1. La profesora Filifor, muy entrada en carnes, gorda, bastante majestuosa, se hallaba sentada, sin pronunciar palabra, ensimismada.

2. El profesor doctor Anti-Filifor plantóse frente a la señora con sus útiles cerebrales y empezó a observarla con una mirada que la desvestía hasta lo más íntimo. La señora Filifor tembló de frío y de vergüenza. El doctor profesor Filifor la cubrió en silencio con la manta de viaje y fulminó al insolente con una mirada llena de inmenso desprecio. Sin embargo, mostró al hacerlo signos de inquietud.
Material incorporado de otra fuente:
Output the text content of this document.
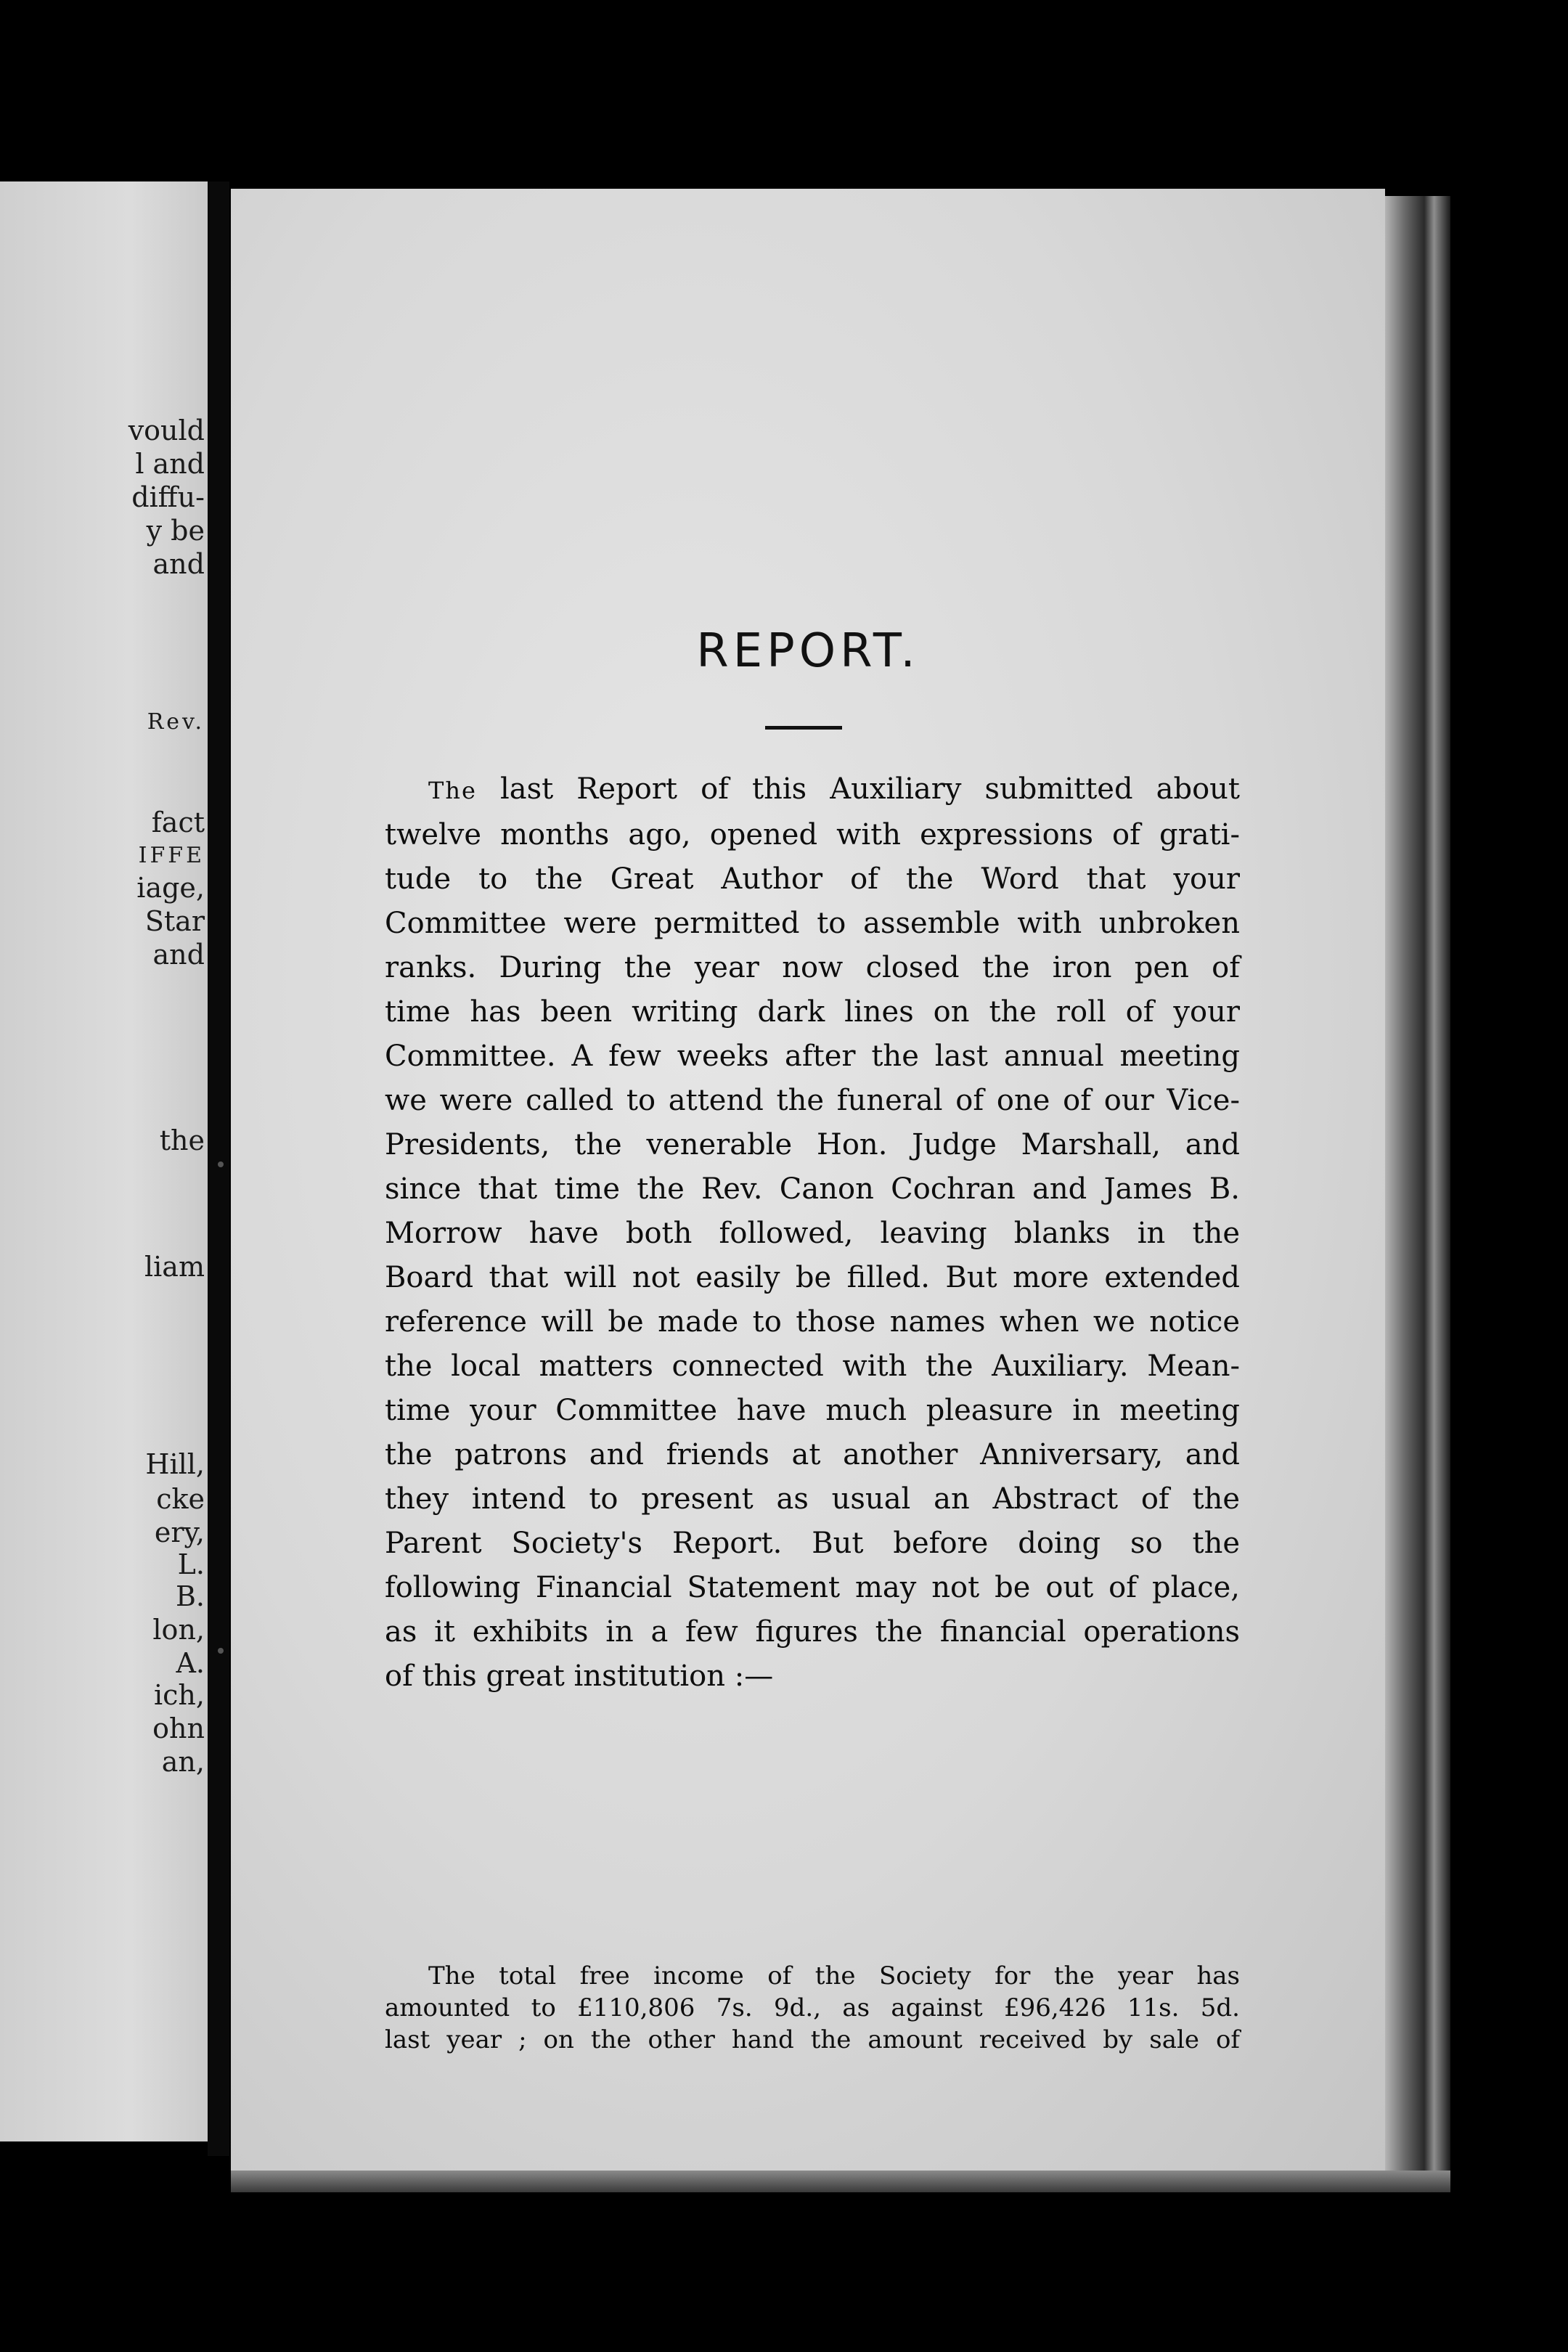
vould
l and
diffu-
y be
and
Rev.
fact
IFFE
iage,
Star
and
the
liam
Hill,
cke
ery,
L.
B.
lon,
A.
ich,
ohn
an,
REPORT.
The last Report of this Auxiliary submitted about
twelve months ago, opened with expressions of grati-
tude to the Great Author of the Word that your
Committee were permitted to assemble with unbroken
ranks. During the year now closed the iron pen of
time has been writing dark lines on the roll of your
Committee. A few weeks after the last annual meeting
we were called to attend the funeral of one of our Vice-
Presidents, the venerable Hon. Judge Marshall, and
since that time the Rev. Canon Cochran and James B.
Morrow have both followed, leaving blanks in the
Board that will not easily be filled. But more extended
reference will be made to those names when we notice
the local matters connected with the Auxiliary. Mean-
time your Committee have much pleasure in meeting
the patrons and friends at another Anniversary, and
they intend to present as usual an Abstract of the
Parent Society's Report. But before doing so the
following Financial Statement may not be out of place,
as it exhibits in a few figures the financial operations
of this great institution :—
The total free income of the Society for the year has
amounted to £110,806 7s. 9d., as against £96,426 11s. 5d.
last year ; on the other hand the amount received by sale of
3. Entonces Anti-Filifor dijo quedamente: «Oreja, oreja», y estalló en risa sarcástica. Bajo la influencia de esas palabras la oreja apareció inmediatamente en toda su desnudez y se hizo indecente. Filifor ordenó a su esposa que se cubriera las orejas con el sombrero; esto, sin embargo, no sirvió de mucho porque Anti-Filifor murmuró entonces como para sí mismo: «Dos orificios de la nariz», desnudando así los orificios de la nariz de la venerable profesora de modo a un mismo tiempo impúdico y analítico. La situación se tornó grave ya que no pudo ni hablarse de la ocultación de los orificios.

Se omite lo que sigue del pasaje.